The 22q11.2 deletion syndrome (22q11.2DS) is the most common deletion syndrome in humans (1:4000 live births). Mutation of TBX1, located within the deletion and encoding a T-box transcription factor, is sufficient to recapitulate most if not all the 22q11.2DS phenotype in patients. Tbx1 has a critical role in cardiovascular and pharyngeal development, and, in many tissues affected, there is reduced cell proliferation. Homozygous mutant mice show developmental anomalies of the pharyngeal apparatus and reduced cell proliferation. During mouse heart development, Tbx1 functions in cardiac progenitors where it modulates positively cell proliferation and negatively cell differentiation.

We have identified distinct genetic pathways within which Tbx1 effects these basic cellular functions. We now aim at genetic and pharmacological strategies to rescue the mutant phenotype. We considered cell proliferation as a potential target. We found that the cell cycle inhibitor p21 is negatively regulated by Tbx1. p53 regulates positively cell cycle inhibitors and, therefore, it has been our first target. In addition, there is already a drug that inhibits p53 and that has been used for in vivo experiments in mice, Pifithrin. We therefore tested whether reduced dosage of p53 (either genetically, using a p53 mutant, or pharmacologically using Pifithrin) may modify the Tbx1 mutant phenotype in vivo. Results showed a near complete rescue of the haploinsufficient phenotype in E10.5 embryos using genetic ablation, and a less dramatic but still significant rescue using the drug.

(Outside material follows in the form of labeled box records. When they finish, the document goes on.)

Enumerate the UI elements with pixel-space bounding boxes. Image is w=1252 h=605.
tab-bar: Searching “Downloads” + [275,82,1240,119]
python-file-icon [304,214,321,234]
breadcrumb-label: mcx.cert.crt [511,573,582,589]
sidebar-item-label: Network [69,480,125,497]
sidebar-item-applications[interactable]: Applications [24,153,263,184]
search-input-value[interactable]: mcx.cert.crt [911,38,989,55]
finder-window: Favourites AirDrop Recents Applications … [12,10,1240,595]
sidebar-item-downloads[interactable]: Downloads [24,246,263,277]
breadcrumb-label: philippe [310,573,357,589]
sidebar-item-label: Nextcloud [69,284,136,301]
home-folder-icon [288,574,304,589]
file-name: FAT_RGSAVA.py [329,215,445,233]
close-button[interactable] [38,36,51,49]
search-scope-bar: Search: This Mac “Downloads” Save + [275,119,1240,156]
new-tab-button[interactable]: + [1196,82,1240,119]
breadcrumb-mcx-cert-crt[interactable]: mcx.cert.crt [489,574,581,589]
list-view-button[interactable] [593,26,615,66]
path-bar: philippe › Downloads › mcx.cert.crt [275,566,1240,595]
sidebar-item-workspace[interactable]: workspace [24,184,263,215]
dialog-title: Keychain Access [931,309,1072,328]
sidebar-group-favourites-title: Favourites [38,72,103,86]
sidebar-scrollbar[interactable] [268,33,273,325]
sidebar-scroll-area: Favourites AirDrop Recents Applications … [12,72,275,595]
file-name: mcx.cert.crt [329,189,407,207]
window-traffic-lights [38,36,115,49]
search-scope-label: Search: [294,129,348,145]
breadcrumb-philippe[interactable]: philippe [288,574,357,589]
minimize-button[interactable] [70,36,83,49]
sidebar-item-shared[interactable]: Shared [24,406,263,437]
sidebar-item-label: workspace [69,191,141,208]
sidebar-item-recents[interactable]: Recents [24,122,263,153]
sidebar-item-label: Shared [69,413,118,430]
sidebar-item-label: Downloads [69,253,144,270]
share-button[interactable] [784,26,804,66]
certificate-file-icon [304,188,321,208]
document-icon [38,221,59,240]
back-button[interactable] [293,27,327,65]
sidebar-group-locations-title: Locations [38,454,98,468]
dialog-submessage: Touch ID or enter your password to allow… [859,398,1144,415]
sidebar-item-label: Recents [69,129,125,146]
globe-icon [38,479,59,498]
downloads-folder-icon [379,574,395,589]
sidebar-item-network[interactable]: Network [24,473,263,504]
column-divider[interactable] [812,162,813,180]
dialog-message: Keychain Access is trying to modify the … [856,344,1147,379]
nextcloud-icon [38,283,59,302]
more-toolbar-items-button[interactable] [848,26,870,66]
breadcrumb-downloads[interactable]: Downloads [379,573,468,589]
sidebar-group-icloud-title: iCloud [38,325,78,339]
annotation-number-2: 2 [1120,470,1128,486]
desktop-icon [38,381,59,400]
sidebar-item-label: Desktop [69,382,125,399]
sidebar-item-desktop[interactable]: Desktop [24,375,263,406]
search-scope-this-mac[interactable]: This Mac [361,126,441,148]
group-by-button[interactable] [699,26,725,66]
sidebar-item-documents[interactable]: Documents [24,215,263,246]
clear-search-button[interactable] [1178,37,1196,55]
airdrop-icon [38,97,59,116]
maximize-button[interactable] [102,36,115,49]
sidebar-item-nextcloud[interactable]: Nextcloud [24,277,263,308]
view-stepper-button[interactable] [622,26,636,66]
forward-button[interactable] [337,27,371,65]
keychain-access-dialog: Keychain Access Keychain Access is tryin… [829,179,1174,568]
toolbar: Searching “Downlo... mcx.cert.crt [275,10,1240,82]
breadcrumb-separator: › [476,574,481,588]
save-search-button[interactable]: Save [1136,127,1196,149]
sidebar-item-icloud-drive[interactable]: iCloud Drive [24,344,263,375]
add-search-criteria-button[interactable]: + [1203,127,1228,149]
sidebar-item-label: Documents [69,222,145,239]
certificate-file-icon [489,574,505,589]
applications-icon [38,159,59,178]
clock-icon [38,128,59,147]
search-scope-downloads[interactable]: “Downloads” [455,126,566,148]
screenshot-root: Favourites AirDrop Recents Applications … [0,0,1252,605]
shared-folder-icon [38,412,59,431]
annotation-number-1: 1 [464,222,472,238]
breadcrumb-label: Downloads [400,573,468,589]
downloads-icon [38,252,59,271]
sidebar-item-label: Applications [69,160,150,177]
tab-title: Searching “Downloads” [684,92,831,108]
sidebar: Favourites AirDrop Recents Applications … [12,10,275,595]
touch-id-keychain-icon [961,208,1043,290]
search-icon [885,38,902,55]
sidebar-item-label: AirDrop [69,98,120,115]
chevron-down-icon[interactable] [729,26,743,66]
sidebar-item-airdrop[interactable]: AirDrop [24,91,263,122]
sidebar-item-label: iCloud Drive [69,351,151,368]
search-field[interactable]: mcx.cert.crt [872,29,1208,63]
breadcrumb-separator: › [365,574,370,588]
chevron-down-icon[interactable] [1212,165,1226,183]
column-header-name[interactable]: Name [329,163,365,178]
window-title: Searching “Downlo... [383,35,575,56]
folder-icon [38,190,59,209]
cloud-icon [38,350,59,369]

Next, we tested whether p53 mutation could rescue the Tbx1 homozygous mutant phenotype. We tested N Tbx1-/- embryos and N Tbx1-/-;p53 + /- embryos at E18.5. Results showed no phenotypic difference between the two genotypes. Thus, p53 heterozygous mutation (or its pharmacological inhibition) is sufficient to rescue the pharyngeal arch artery phenotype of Tbx1 + /- embryos, but it does not modify the more complex heart phenotype of null embryos. Experiments are in progress to establish the mechanisms by which p53 dosage interferes with Tbx1 functions.